Röntgen is most famous, however, for his discovery of x-rays in 1895. While experimenting with cathode rays and vacuum tubes, he discovered a new kind of ray which could pass through different types of materials, but was stopped by others. He continued to experiment with these strange rays, which he dubbed “x-rays” because “x” indicated an unknown variable in mathematics. He soon took the first medical x-ray of his wife Anna’s hand, revealing her bones and capturing as well the ring she wore on her finger. Upon seeing this, she famously exclaimed “I have seen my death!”
Many of Röntgen’s colleagues insisted on calling the sensational new rays “Röntgen Rays,” after their discoverer, but Röntgen protested. His own moniker for the discovery had stuck in English, but in many languages they remain named after him. X-rays made a massive splash in many areas of the scientific world very quickly, leading to over 1000 articles being published on the subject in 1896 alone, and Röntgen being awarded the first Nobel Prize in Physics in 1901.

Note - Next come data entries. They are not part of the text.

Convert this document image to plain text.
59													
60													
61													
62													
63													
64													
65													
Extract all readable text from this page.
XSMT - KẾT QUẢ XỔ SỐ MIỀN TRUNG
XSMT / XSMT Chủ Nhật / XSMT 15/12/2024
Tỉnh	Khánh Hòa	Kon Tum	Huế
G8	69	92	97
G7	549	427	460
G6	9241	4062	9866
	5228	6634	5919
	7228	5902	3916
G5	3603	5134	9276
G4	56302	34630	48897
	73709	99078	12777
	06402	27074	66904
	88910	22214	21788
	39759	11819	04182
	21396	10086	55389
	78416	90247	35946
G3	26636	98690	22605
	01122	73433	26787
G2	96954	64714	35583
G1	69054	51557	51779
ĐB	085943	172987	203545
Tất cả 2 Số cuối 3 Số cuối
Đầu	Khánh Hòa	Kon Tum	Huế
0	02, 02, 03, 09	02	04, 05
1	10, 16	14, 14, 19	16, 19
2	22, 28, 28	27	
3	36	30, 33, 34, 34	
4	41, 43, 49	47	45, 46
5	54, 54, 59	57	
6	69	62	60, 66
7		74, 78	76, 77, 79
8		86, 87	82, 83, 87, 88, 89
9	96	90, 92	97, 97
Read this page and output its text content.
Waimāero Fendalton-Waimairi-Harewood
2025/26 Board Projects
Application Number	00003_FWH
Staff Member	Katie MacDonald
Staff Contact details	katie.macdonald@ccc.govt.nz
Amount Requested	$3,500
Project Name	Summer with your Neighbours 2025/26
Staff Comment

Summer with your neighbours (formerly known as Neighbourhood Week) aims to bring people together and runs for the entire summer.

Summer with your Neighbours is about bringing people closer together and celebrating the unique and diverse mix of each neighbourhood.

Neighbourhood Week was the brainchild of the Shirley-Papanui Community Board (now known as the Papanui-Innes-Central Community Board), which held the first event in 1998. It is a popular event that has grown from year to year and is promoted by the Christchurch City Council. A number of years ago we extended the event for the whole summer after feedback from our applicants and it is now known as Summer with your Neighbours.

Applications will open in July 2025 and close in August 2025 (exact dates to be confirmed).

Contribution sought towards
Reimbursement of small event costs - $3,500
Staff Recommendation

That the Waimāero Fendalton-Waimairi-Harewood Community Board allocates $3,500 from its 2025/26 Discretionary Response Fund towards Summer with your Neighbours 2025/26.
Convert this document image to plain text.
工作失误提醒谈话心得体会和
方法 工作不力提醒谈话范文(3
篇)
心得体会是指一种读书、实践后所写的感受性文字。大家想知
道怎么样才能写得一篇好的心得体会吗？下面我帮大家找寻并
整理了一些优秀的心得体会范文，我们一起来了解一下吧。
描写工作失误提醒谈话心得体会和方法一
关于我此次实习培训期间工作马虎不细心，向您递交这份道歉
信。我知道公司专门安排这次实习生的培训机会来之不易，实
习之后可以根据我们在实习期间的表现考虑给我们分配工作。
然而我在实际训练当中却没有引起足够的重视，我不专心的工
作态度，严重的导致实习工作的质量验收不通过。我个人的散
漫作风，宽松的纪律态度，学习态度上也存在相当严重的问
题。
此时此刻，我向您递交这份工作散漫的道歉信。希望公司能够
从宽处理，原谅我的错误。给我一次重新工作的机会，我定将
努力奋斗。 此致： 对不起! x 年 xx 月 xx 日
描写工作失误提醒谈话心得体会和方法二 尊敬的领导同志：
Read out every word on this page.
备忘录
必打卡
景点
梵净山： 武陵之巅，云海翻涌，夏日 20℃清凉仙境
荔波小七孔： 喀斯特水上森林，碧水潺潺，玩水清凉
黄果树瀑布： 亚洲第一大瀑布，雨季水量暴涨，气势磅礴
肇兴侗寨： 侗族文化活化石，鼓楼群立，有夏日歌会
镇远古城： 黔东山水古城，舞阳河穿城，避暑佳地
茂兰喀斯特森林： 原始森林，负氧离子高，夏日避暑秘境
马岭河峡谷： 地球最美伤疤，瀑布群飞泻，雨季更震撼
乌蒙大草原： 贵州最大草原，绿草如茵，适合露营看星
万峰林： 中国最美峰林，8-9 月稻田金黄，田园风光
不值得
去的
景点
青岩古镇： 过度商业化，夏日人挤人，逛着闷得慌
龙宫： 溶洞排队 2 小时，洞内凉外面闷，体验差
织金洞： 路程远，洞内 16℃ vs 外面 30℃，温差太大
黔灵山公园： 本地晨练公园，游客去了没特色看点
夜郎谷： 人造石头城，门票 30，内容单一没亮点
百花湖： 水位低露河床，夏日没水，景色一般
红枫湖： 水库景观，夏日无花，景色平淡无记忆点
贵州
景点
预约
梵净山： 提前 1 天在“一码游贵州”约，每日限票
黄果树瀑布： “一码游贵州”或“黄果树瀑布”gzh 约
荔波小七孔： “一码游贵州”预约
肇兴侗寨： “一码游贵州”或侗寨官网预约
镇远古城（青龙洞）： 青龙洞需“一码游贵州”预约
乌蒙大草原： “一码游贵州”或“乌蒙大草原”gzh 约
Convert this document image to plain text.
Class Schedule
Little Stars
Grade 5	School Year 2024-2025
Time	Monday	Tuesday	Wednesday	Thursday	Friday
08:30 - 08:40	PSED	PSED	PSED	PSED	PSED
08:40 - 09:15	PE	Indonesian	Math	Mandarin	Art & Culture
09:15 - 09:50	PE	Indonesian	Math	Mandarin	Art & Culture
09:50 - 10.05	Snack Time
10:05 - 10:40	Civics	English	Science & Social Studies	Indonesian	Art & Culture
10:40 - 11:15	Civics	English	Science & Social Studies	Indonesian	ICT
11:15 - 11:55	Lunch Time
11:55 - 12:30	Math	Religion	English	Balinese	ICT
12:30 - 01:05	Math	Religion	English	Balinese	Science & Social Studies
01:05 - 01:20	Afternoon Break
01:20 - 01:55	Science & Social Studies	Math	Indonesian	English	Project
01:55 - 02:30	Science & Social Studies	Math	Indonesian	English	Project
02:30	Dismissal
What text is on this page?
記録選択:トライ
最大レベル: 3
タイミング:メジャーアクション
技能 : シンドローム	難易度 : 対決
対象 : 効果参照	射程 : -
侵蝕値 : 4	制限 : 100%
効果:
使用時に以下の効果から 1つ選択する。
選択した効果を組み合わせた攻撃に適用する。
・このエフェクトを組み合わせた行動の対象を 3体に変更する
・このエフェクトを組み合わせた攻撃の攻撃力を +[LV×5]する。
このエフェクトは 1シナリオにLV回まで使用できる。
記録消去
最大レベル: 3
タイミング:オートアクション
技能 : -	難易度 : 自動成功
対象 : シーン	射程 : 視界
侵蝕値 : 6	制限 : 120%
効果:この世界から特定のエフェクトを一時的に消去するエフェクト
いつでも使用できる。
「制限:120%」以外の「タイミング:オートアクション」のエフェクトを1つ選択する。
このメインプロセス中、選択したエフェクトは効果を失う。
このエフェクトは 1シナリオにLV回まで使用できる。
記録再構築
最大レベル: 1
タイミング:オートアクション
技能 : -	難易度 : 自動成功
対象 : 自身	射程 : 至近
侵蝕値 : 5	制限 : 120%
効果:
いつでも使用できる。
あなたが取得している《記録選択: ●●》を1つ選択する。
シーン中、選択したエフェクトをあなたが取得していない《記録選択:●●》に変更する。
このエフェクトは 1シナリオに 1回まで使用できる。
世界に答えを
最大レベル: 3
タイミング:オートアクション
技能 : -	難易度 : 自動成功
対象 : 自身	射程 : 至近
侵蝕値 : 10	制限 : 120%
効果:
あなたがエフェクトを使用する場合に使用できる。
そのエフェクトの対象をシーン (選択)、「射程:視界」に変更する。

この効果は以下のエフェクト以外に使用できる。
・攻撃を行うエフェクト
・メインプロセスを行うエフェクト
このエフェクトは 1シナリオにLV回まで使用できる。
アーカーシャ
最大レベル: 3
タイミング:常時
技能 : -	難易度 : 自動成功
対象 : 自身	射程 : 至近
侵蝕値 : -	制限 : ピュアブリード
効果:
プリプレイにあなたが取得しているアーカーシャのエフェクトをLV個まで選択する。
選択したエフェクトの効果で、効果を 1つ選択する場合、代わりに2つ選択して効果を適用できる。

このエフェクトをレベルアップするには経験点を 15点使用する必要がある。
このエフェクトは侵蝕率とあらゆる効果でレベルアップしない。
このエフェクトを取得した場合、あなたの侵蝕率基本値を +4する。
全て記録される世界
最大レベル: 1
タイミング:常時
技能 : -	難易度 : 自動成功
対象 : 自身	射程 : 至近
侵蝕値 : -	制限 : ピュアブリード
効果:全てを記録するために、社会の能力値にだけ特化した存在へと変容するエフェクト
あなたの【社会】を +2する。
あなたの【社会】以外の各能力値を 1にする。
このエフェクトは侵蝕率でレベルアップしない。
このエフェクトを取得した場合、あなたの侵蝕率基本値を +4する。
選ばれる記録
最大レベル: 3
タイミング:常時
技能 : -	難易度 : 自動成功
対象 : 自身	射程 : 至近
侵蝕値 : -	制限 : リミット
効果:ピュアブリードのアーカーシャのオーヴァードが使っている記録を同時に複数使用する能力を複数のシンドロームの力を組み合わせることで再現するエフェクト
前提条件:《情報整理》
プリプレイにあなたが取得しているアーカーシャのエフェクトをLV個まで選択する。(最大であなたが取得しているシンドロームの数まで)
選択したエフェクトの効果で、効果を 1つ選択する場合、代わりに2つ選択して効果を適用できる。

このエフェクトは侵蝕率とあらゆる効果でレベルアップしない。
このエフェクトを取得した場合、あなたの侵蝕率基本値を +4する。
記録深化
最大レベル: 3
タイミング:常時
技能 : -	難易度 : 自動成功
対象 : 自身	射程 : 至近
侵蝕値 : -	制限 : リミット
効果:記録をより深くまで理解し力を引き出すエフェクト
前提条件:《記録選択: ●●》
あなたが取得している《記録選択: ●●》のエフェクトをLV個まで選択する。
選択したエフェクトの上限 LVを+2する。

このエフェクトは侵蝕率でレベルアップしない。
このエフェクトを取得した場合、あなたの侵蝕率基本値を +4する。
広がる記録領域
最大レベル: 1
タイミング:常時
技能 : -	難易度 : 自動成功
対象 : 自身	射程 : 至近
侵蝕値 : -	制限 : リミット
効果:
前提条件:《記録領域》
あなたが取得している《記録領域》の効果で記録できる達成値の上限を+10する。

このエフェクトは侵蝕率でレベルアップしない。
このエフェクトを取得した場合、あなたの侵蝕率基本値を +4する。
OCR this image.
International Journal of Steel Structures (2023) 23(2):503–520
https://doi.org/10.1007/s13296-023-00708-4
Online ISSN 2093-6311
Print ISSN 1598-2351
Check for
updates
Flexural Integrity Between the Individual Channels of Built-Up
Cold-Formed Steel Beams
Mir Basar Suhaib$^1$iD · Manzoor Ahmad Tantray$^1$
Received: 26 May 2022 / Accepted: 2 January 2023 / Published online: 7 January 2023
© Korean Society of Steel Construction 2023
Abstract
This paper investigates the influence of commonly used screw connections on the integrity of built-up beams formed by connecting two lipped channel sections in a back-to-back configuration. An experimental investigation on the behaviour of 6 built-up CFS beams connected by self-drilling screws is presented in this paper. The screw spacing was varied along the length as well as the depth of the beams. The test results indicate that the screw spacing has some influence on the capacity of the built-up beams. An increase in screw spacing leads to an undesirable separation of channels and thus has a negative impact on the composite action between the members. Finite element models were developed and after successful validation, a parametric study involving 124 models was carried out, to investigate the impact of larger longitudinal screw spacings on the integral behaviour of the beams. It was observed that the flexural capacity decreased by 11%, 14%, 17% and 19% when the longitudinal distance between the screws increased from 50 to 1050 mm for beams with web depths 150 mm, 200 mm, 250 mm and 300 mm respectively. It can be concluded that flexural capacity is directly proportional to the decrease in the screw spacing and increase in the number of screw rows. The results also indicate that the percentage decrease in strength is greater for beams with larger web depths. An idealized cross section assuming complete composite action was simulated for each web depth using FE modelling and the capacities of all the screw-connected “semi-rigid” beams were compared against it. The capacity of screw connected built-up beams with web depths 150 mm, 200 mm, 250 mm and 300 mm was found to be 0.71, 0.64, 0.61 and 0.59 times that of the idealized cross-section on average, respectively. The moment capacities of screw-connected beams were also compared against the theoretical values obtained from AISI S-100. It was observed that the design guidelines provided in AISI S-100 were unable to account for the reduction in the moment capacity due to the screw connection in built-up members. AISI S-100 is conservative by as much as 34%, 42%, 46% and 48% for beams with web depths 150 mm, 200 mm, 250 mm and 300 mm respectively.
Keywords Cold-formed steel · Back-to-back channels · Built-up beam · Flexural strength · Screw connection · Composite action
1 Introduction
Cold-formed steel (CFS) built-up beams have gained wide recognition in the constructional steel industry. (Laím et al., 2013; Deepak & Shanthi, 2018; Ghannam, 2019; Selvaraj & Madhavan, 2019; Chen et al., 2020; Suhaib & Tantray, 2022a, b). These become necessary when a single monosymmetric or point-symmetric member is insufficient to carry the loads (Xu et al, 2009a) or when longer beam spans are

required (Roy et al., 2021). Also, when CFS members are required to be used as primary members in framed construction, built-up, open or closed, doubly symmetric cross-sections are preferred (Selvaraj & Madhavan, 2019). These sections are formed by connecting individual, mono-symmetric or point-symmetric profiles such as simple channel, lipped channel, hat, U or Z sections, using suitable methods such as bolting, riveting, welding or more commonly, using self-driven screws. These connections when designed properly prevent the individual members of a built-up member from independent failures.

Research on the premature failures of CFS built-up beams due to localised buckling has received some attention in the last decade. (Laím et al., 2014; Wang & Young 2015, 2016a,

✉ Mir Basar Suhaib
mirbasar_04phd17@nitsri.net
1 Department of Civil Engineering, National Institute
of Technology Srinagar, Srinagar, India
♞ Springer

X-rays continue to be used in many settings today, especially in the medical world, but they were even more widely popular in their early days. They were used at carnivals and fairs to entertain and amaze people, and shoe stores even used x-ray machines to measure patrons’ feet! Despite his great success, Röntgen remained, by all accounts, a modest and friendly man who continued to enjoy time spent in nature and with friends. He passed away on February 10th, 1923 from carcinoma of the intestine.